It reminds me of a story of a Brit soldier(male) that got raped in Bosnia by two Dutch(also male).Never did hear much on it after.


----------



## a78jumper (2 Mar 2007)

a78jumper said:
			
		

> Edited to remove slanderous post.
> 
> The Army.ca Staff



It was not slander; the court martial happened in Petawawa in 1995, and like OJ, just because the person was not found guilty, does not mean the incident did not happen. Rape is a very serious allegation, and I can assure all this DID happen in the Canadian Forces in Bosnia in March 1995.


----------



## the 48th regulator (2 Mar 2007)

Have you gone forward with your evidence to the Military Police.  You assure us that it happened, therefore you must have clear evidence that would overturn the Judgement.

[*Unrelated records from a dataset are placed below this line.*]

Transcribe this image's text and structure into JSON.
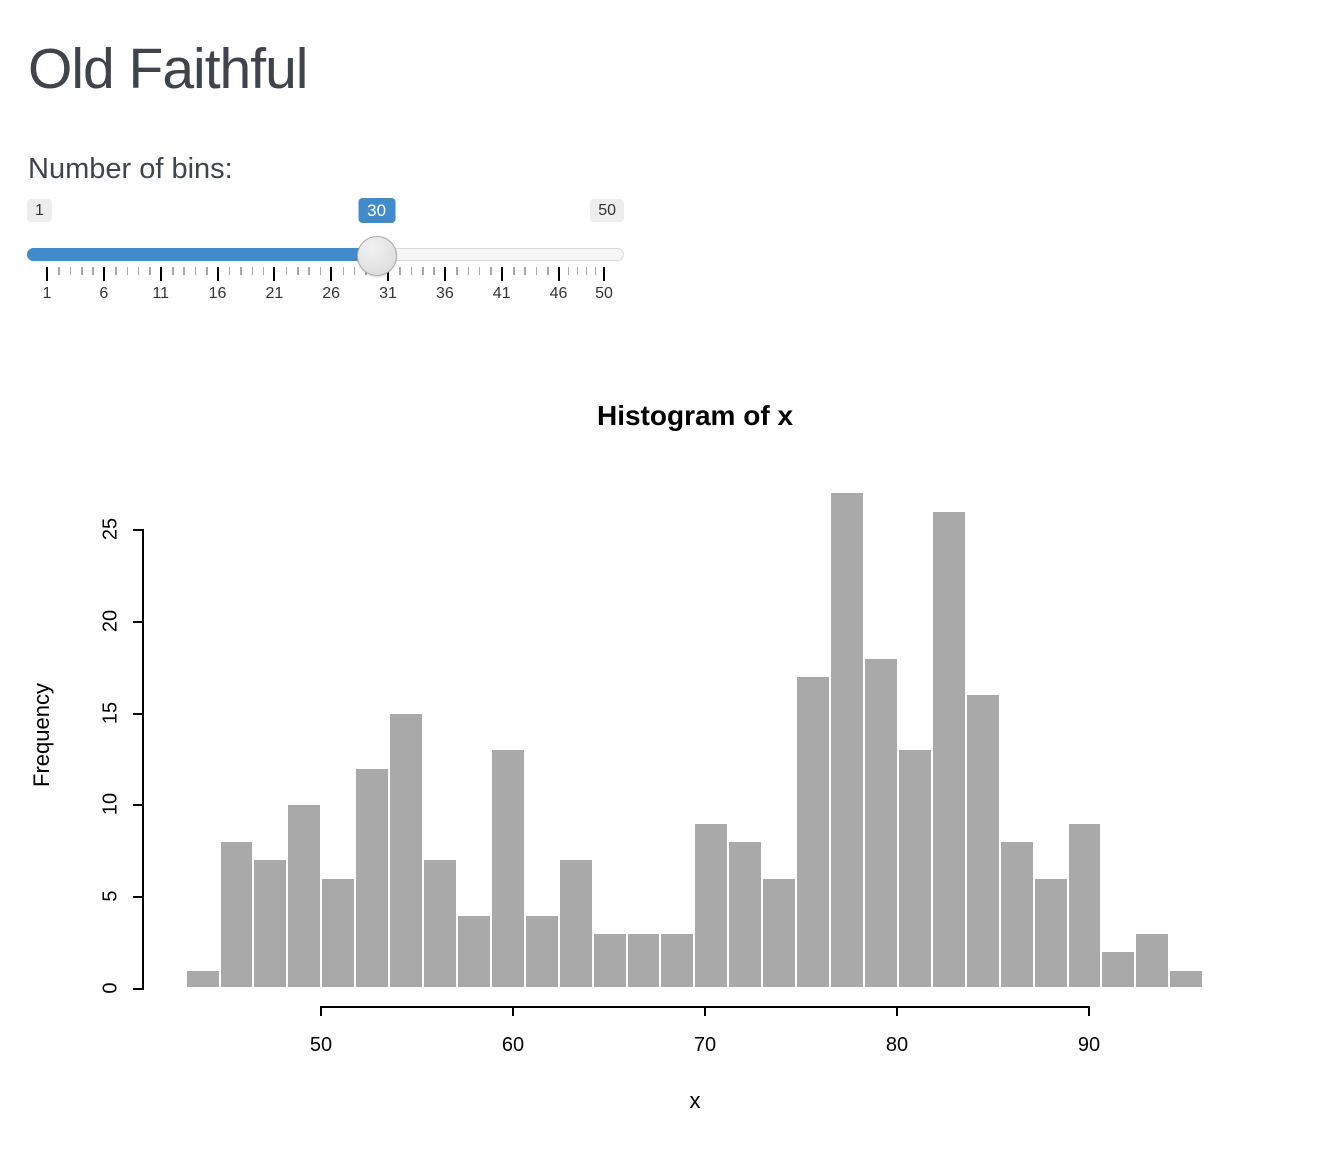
{
  "header": {
    "title": "Old Faithful"
  },
  "slider": {
    "label": "Number of bins:",
    "min": 1,
    "max": 50,
    "value": 30,
    "min_label": "1",
    "max_label": "50",
    "value_label": "30",
    "major_tick_values": [
      1,
      6,
      11,
      16,
      21,
      26,
      31,
      36,
      41,
      46,
      50
    ],
    "minor_ticks_per_interval": 4,
    "accent_color": "#428bca",
    "handle_color": "#e6e6e6",
    "track_color": "#f6f6f6"
  },
  "chart_data": {
    "type": "bar",
    "subtype": "histogram",
    "title": "Histogram of x",
    "xlabel": "x",
    "ylabel": "Frequency",
    "x_range": [
      43,
      96
    ],
    "n_bins": 30,
    "values": [
      1,
      8,
      7,
      10,
      6,
      12,
      15,
      7,
      4,
      13,
      4,
      7,
      3,
      3,
      3,
      9,
      8,
      6,
      17,
      27,
      18,
      13,
      26,
      16,
      8,
      6,
      9,
      2,
      3,
      1
    ],
    "x_ticks": [
      50,
      60,
      70,
      80,
      90
    ],
    "y_ticks": [
      0,
      5,
      10,
      15,
      20,
      25
    ],
    "xlim": [
      50,
      90
    ],
    "ylim": [
      0,
      25
    ],
    "grid": false,
    "legend": false,
    "bar_color": "#a9a9a9",
    "bar_border_color": "#ffffff",
    "total_count": 272
  }
}
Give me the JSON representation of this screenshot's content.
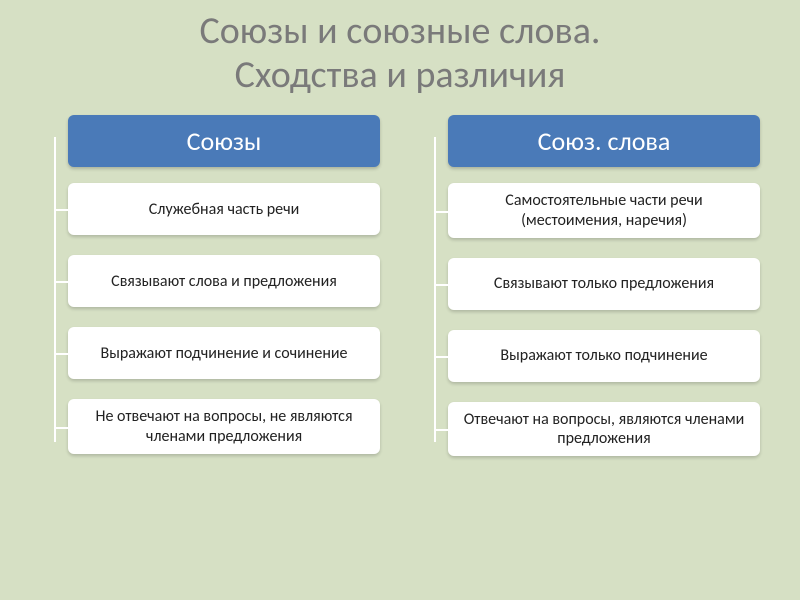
{
  "title_line1": "Союзы и союзные слова.",
  "title_line2": "Сходства и различия",
  "title_fontsize": 38,
  "title_color": "#7a7a7a",
  "background_color": "#d6e0c4",
  "header_bg": "#4a7ab8",
  "header_color": "#ffffff",
  "header_fontsize": 26,
  "item_bg": "#ffffff",
  "item_fontsize": 16,
  "item_text_color": "#222222",
  "connector_color": "#ffffff",
  "border_radius": 6,
  "columns": [
    {
      "header": "Союзы",
      "items": [
        "Служебная часть речи",
        "Связывают слова и предложения",
        "Выражают подчинение и сочинение",
        "Не отвечают на вопросы, не являются членами предложения"
      ]
    },
    {
      "header": "Союз. слова",
      "items": [
        "Самостоятельные части речи (местоимения, наречия)",
        "Связывают только предложения",
        "Выражают только подчинение",
        "Отвечают на вопросы, являются членами предложения"
      ]
    }
  ]
}
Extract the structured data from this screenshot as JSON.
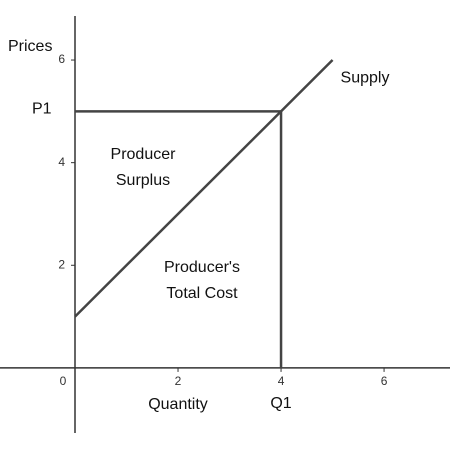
{
  "chart_data": {
    "type": "line",
    "y_label": "Prices",
    "x_label": "Quantity",
    "x": [
      0,
      5
    ],
    "series": [
      {
        "name": "Supply",
        "color": "#444444",
        "values": [
          1,
          6
        ]
      }
    ],
    "xlim": [
      -1.456,
      7.28
    ],
    "ylim": [
      -1.6,
      7.17
    ],
    "xticks": [
      0,
      2,
      4,
      6
    ],
    "yticks": [
      2,
      4,
      6
    ],
    "p1": {
      "label": "P1",
      "value": 5
    },
    "q1": {
      "label": "Q1",
      "value": 4
    },
    "annotations": [
      [
        "Producer",
        "Surplus"
      ],
      [
        "Producer's",
        "Total Cost"
      ]
    ]
  }
}
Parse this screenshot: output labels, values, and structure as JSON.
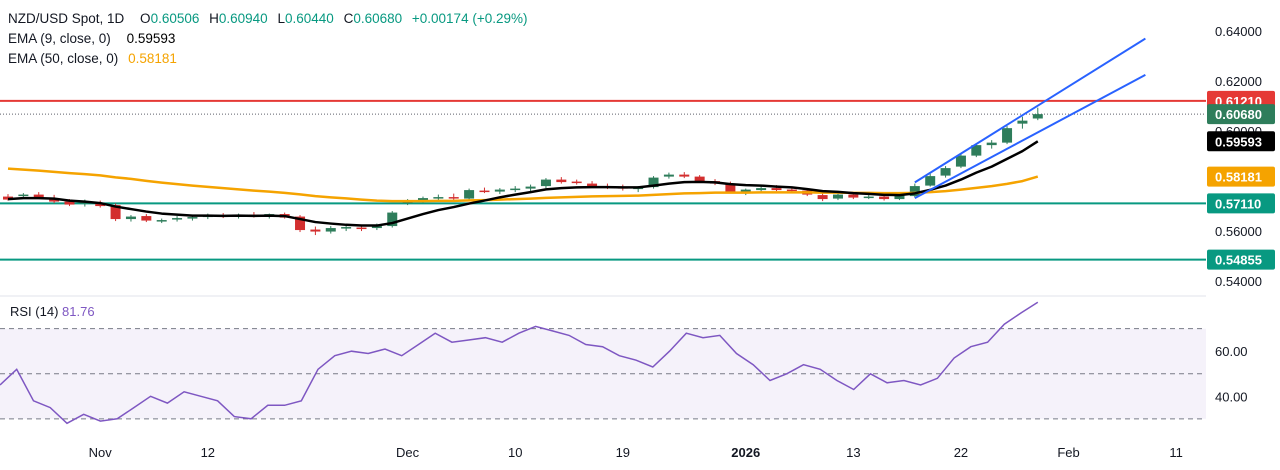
{
  "header": {
    "symbol": "NZD/USD Spot, 1D",
    "open_label": "O",
    "open": "0.60506",
    "high_label": "H",
    "high": "0.60940",
    "low_label": "L",
    "low": "0.60440",
    "close_label": "C",
    "close": "0.60680",
    "change": "+0.00174 (+0.29%)",
    "ema9_label": "EMA (9, close, 0)",
    "ema9_value": "0.59593",
    "ema50_label": "EMA (50, close, 0)",
    "ema50_value": "0.58181",
    "rsi_label": "RSI (14)",
    "rsi_value": "81.76"
  },
  "colors": {
    "up": "#26a69a",
    "up_body": "#2e7d5b",
    "down": "#d32f2f",
    "ema9": "#000000",
    "ema50": "#f5a300",
    "channel": "#2962ff",
    "resistance": "#e53935",
    "support": "#089981",
    "rsi": "#7e57c2",
    "value_positive": "#089981"
  },
  "chart_data": [
    {
      "type": "candlestick",
      "title": "NZD/USD Spot, 1D",
      "x_ticks": [
        "Nov",
        "12",
        "Dec",
        "10",
        "19",
        "2026",
        "13",
        "22",
        "Feb",
        "11"
      ],
      "y_ticks": [
        "0.64000",
        "0.62000",
        "0.60000",
        "0.58000",
        "0.56000",
        "0.54000"
      ],
      "ylim": [
        0.534,
        0.6525
      ],
      "price_labels": [
        {
          "label": "0.61210",
          "value": 0.6121,
          "color": "#e53935",
          "role": "resistance"
        },
        {
          "label": "0.60680",
          "value": 0.6068,
          "color": "#2e7d5b",
          "role": "last-price"
        },
        {
          "label": "0.59593",
          "value": 0.59593,
          "color": "#000000",
          "role": "ema9"
        },
        {
          "label": "0.58181",
          "value": 0.58181,
          "color": "#f5a300",
          "role": "ema50"
        },
        {
          "label": "0.57110",
          "value": 0.5711,
          "color": "#089981",
          "role": "support"
        },
        {
          "label": "0.54855",
          "value": 0.54855,
          "color": "#089981",
          "role": "support"
        }
      ],
      "horizontal_lines": [
        0.6121,
        0.5711,
        0.54855
      ],
      "candles": [
        {
          "date": "Oct 24",
          "o": 0.5738,
          "h": 0.5748,
          "l": 0.5722,
          "c": 0.5726
        },
        {
          "date": "Oct 27",
          "o": 0.574,
          "h": 0.5752,
          "l": 0.573,
          "c": 0.5746
        },
        {
          "date": "Oct 28",
          "o": 0.5746,
          "h": 0.5756,
          "l": 0.5728,
          "c": 0.573
        },
        {
          "date": "Oct 29",
          "o": 0.5732,
          "h": 0.5745,
          "l": 0.5712,
          "c": 0.5718
        },
        {
          "date": "Oct 30",
          "o": 0.5718,
          "h": 0.5728,
          "l": 0.57,
          "c": 0.5706
        },
        {
          "date": "Oct 31",
          "o": 0.571,
          "h": 0.5726,
          "l": 0.5698,
          "c": 0.5716
        },
        {
          "date": "Nov 3",
          "o": 0.5712,
          "h": 0.5722,
          "l": 0.5694,
          "c": 0.57
        },
        {
          "date": "Nov 4",
          "o": 0.5704,
          "h": 0.571,
          "l": 0.564,
          "c": 0.5648
        },
        {
          "date": "Nov 5",
          "o": 0.5648,
          "h": 0.5664,
          "l": 0.5638,
          "c": 0.5658
        },
        {
          "date": "Nov 6",
          "o": 0.566,
          "h": 0.5668,
          "l": 0.5636,
          "c": 0.5642
        },
        {
          "date": "Nov 7",
          "o": 0.5642,
          "h": 0.565,
          "l": 0.5632,
          "c": 0.5644
        },
        {
          "date": "Nov 10",
          "o": 0.5646,
          "h": 0.566,
          "l": 0.5638,
          "c": 0.5652
        },
        {
          "date": "Nov 11",
          "o": 0.5652,
          "h": 0.5662,
          "l": 0.5642,
          "c": 0.5656
        },
        {
          "date": "Nov 12",
          "o": 0.5656,
          "h": 0.567,
          "l": 0.5648,
          "c": 0.5664
        },
        {
          "date": "Nov 13",
          "o": 0.5664,
          "h": 0.5672,
          "l": 0.5652,
          "c": 0.566
        },
        {
          "date": "Nov 14",
          "o": 0.566,
          "h": 0.567,
          "l": 0.565,
          "c": 0.5666
        },
        {
          "date": "Nov 17",
          "o": 0.5666,
          "h": 0.5676,
          "l": 0.5654,
          "c": 0.5658
        },
        {
          "date": "Nov 18",
          "o": 0.5658,
          "h": 0.567,
          "l": 0.565,
          "c": 0.5668
        },
        {
          "date": "Nov 19",
          "o": 0.5668,
          "h": 0.5674,
          "l": 0.565,
          "c": 0.5654
        },
        {
          "date": "Nov 20",
          "o": 0.5658,
          "h": 0.5664,
          "l": 0.5596,
          "c": 0.5604
        },
        {
          "date": "Nov 21",
          "o": 0.5606,
          "h": 0.5618,
          "l": 0.5584,
          "c": 0.5598
        },
        {
          "date": "Nov 24",
          "o": 0.5598,
          "h": 0.562,
          "l": 0.559,
          "c": 0.5612
        },
        {
          "date": "Nov 25",
          "o": 0.5612,
          "h": 0.5626,
          "l": 0.56,
          "c": 0.5616
        },
        {
          "date": "Nov 26",
          "o": 0.5614,
          "h": 0.5622,
          "l": 0.56,
          "c": 0.5608
        },
        {
          "date": "Nov 27",
          "o": 0.5612,
          "h": 0.563,
          "l": 0.5604,
          "c": 0.562
        },
        {
          "date": "Nov 28",
          "o": 0.562,
          "h": 0.568,
          "l": 0.5614,
          "c": 0.5674
        },
        {
          "date": "Dec 1",
          "o": 0.5712,
          "h": 0.5728,
          "l": 0.5704,
          "c": 0.5722
        },
        {
          "date": "Dec 2",
          "o": 0.5722,
          "h": 0.5738,
          "l": 0.5714,
          "c": 0.5732
        },
        {
          "date": "Dec 3",
          "o": 0.5732,
          "h": 0.5746,
          "l": 0.572,
          "c": 0.5736
        },
        {
          "date": "Dec 4",
          "o": 0.5736,
          "h": 0.575,
          "l": 0.5724,
          "c": 0.573
        },
        {
          "date": "Dec 5",
          "o": 0.573,
          "h": 0.577,
          "l": 0.5724,
          "c": 0.5764
        },
        {
          "date": "Dec 8",
          "o": 0.5762,
          "h": 0.5774,
          "l": 0.5752,
          "c": 0.5758
        },
        {
          "date": "Dec 9",
          "o": 0.5758,
          "h": 0.5772,
          "l": 0.5748,
          "c": 0.5766
        },
        {
          "date": "Dec 10",
          "o": 0.5766,
          "h": 0.578,
          "l": 0.5756,
          "c": 0.577
        },
        {
          "date": "Dec 11",
          "o": 0.577,
          "h": 0.5786,
          "l": 0.576,
          "c": 0.5778
        },
        {
          "date": "Dec 12",
          "o": 0.578,
          "h": 0.5812,
          "l": 0.5772,
          "c": 0.5806
        },
        {
          "date": "Dec 15",
          "o": 0.5806,
          "h": 0.5816,
          "l": 0.579,
          "c": 0.5796
        },
        {
          "date": "Dec 16",
          "o": 0.5798,
          "h": 0.5806,
          "l": 0.5786,
          "c": 0.5792
        },
        {
          "date": "Dec 17",
          "o": 0.579,
          "h": 0.58,
          "l": 0.5774,
          "c": 0.578
        },
        {
          "date": "Dec 18",
          "o": 0.578,
          "h": 0.579,
          "l": 0.5768,
          "c": 0.5776
        },
        {
          "date": "Dec 19",
          "o": 0.5776,
          "h": 0.5786,
          "l": 0.5762,
          "c": 0.5772
        },
        {
          "date": "Dec 22",
          "o": 0.5768,
          "h": 0.578,
          "l": 0.5756,
          "c": 0.5774
        },
        {
          "date": "Dec 23",
          "o": 0.5776,
          "h": 0.582,
          "l": 0.577,
          "c": 0.5814
        },
        {
          "date": "Dec 24",
          "o": 0.5818,
          "h": 0.5834,
          "l": 0.581,
          "c": 0.5826
        },
        {
          "date": "Dec 26",
          "o": 0.5826,
          "h": 0.5836,
          "l": 0.5812,
          "c": 0.5818
        },
        {
          "date": "Dec 29",
          "o": 0.5818,
          "h": 0.5824,
          "l": 0.5794,
          "c": 0.58
        },
        {
          "date": "Dec 30",
          "o": 0.58,
          "h": 0.5808,
          "l": 0.5784,
          "c": 0.579
        },
        {
          "date": "Dec 31",
          "o": 0.5788,
          "h": 0.5798,
          "l": 0.5752,
          "c": 0.5758
        },
        {
          "date": "Jan 2",
          "o": 0.5758,
          "h": 0.577,
          "l": 0.5744,
          "c": 0.5766
        },
        {
          "date": "Jan 5",
          "o": 0.5764,
          "h": 0.578,
          "l": 0.5756,
          "c": 0.5772
        },
        {
          "date": "Jan 6",
          "o": 0.5772,
          "h": 0.5784,
          "l": 0.576,
          "c": 0.5764
        },
        {
          "date": "Jan 7",
          "o": 0.5766,
          "h": 0.5776,
          "l": 0.5752,
          "c": 0.576
        },
        {
          "date": "Jan 8",
          "o": 0.5762,
          "h": 0.5768,
          "l": 0.574,
          "c": 0.5746
        },
        {
          "date": "Jan 9",
          "o": 0.5744,
          "h": 0.5752,
          "l": 0.572,
          "c": 0.5728
        },
        {
          "date": "Jan 12",
          "o": 0.573,
          "h": 0.575,
          "l": 0.5724,
          "c": 0.5746
        },
        {
          "date": "Jan 13",
          "o": 0.5746,
          "h": 0.5756,
          "l": 0.5728,
          "c": 0.5734
        },
        {
          "date": "Jan 14",
          "o": 0.5734,
          "h": 0.5744,
          "l": 0.5728,
          "c": 0.5738
        },
        {
          "date": "Jan 15",
          "o": 0.5738,
          "h": 0.5746,
          "l": 0.5722,
          "c": 0.5728
        },
        {
          "date": "Jan 16",
          "o": 0.5728,
          "h": 0.5748,
          "l": 0.5724,
          "c": 0.5742
        },
        {
          "date": "Jan 19",
          "o": 0.574,
          "h": 0.579,
          "l": 0.5734,
          "c": 0.578
        },
        {
          "date": "Jan 20",
          "o": 0.5782,
          "h": 0.583,
          "l": 0.5778,
          "c": 0.582
        },
        {
          "date": "Jan 21",
          "o": 0.5822,
          "h": 0.586,
          "l": 0.5814,
          "c": 0.5852
        },
        {
          "date": "Jan 22",
          "o": 0.5858,
          "h": 0.591,
          "l": 0.5852,
          "c": 0.5902
        },
        {
          "date": "Jan 23",
          "o": 0.5902,
          "h": 0.595,
          "l": 0.5896,
          "c": 0.5944
        },
        {
          "date": "Jan 26",
          "o": 0.5944,
          "h": 0.5964,
          "l": 0.593,
          "c": 0.5954
        },
        {
          "date": "Jan 27",
          "o": 0.5954,
          "h": 0.602,
          "l": 0.5948,
          "c": 0.6012
        },
        {
          "date": "Jan 28",
          "o": 0.603,
          "h": 0.6058,
          "l": 0.601,
          "c": 0.6042
        },
        {
          "date": "Jan 29",
          "o": 0.60506,
          "h": 0.6094,
          "l": 0.6044,
          "c": 0.6068
        }
      ],
      "ema9": [
        0.5728,
        0.5732,
        0.5732,
        0.573,
        0.5722,
        0.5718,
        0.5712,
        0.5698,
        0.5688,
        0.5678,
        0.567,
        0.5666,
        0.5662,
        0.5662,
        0.5661,
        0.5662,
        0.5661,
        0.5662,
        0.566,
        0.5648,
        0.5636,
        0.563,
        0.5625,
        0.5622,
        0.5622,
        0.5632,
        0.565,
        0.5668,
        0.5684,
        0.5696,
        0.571,
        0.5722,
        0.5735,
        0.5746,
        0.5756,
        0.5767,
        0.5772,
        0.5775,
        0.5776,
        0.5776,
        0.5775,
        0.5775,
        0.5782,
        0.579,
        0.5796,
        0.5797,
        0.5795,
        0.5788,
        0.5784,
        0.5782,
        0.5778,
        0.5775,
        0.5768,
        0.576,
        0.5757,
        0.5752,
        0.5749,
        0.5745,
        0.5744,
        0.5751,
        0.5765,
        0.5782,
        0.5806,
        0.5834,
        0.5858,
        0.5889,
        0.592,
        0.59593
      ],
      "ema50": [
        0.585,
        0.5846,
        0.5842,
        0.5837,
        0.5832,
        0.5828,
        0.5823,
        0.5815,
        0.5809,
        0.5801,
        0.5794,
        0.5788,
        0.5782,
        0.5777,
        0.5772,
        0.5767,
        0.5762,
        0.5758,
        0.5753,
        0.5747,
        0.574,
        0.5735,
        0.5731,
        0.5726,
        0.5722,
        0.572,
        0.572,
        0.572,
        0.5721,
        0.5721,
        0.5723,
        0.5724,
        0.5726,
        0.5728,
        0.573,
        0.5733,
        0.5735,
        0.5737,
        0.5739,
        0.574,
        0.5741,
        0.5742,
        0.5745,
        0.5748,
        0.5751,
        0.5752,
        0.5754,
        0.5754,
        0.5754,
        0.5755,
        0.5755,
        0.5755,
        0.5755,
        0.5754,
        0.5754,
        0.5753,
        0.5753,
        0.5752,
        0.5752,
        0.5753,
        0.5756,
        0.576,
        0.5766,
        0.5773,
        0.578,
        0.5789,
        0.58,
        0.58181
      ],
      "channel": {
        "upper": [
          {
            "date": "Jan 19",
            "value": 0.5795
          },
          {
            "date": "Jan 29",
            "value": 0.6102
          }
        ],
        "lower": [
          {
            "date": "Jan 19",
            "value": 0.5732
          },
          {
            "date": "Jan 29",
            "value": 0.5995
          }
        ],
        "extend_to": "Feb 8"
      }
    },
    {
      "type": "line",
      "title": "RSI (14)",
      "series": [
        {
          "name": "RSI (14)",
          "values": [
            45,
            52,
            38,
            35,
            28,
            32,
            29,
            30,
            35,
            40,
            37,
            42,
            40,
            38,
            31,
            30,
            36,
            36,
            38,
            52,
            58,
            60,
            59,
            61,
            58,
            63,
            68,
            64,
            65,
            66,
            64,
            68,
            71,
            69,
            67,
            63,
            62,
            58,
            56,
            53,
            60,
            68,
            66,
            67,
            59,
            54,
            47,
            50,
            54,
            52,
            47,
            43,
            50,
            46,
            47,
            45,
            48,
            57,
            62,
            64,
            72,
            77,
            81.76
          ]
        }
      ],
      "y_ticks": [
        "60.00",
        "40.00"
      ],
      "ylim": [
        21.5,
        84.5
      ],
      "band": [
        30,
        70
      ],
      "midline": 50
    }
  ]
}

If not, then it is slanderous.

dileas

tess


----------



## armyvern (2 Mar 2007)

a78jumper said:
			
		

> It was not slander; the court martial happened in Petawawa in 1995, and like OJ, just because the person was not found guilty, does not mean the incident did not happen. Rape is a very serious allegation, and I can assure all this DID happen in the Canadian Forces in Bosnia in March 1995.



a78jumper,

Your post did not just refer to allegations of Bosnia, of which, as you point out he was found NOT guilty. You also alluded to some very serious allegations regarding other items. That is slanderous and thus why your post was edited to full deletion by me.

As per the e-mail that you recd to notify you of your verbal warning, you can PM Mr. Mike Bobbitt if you disagree. I can asure you that he has been provided with a full copy of your original, and now deleted, post.

The Army.ca Staff


----------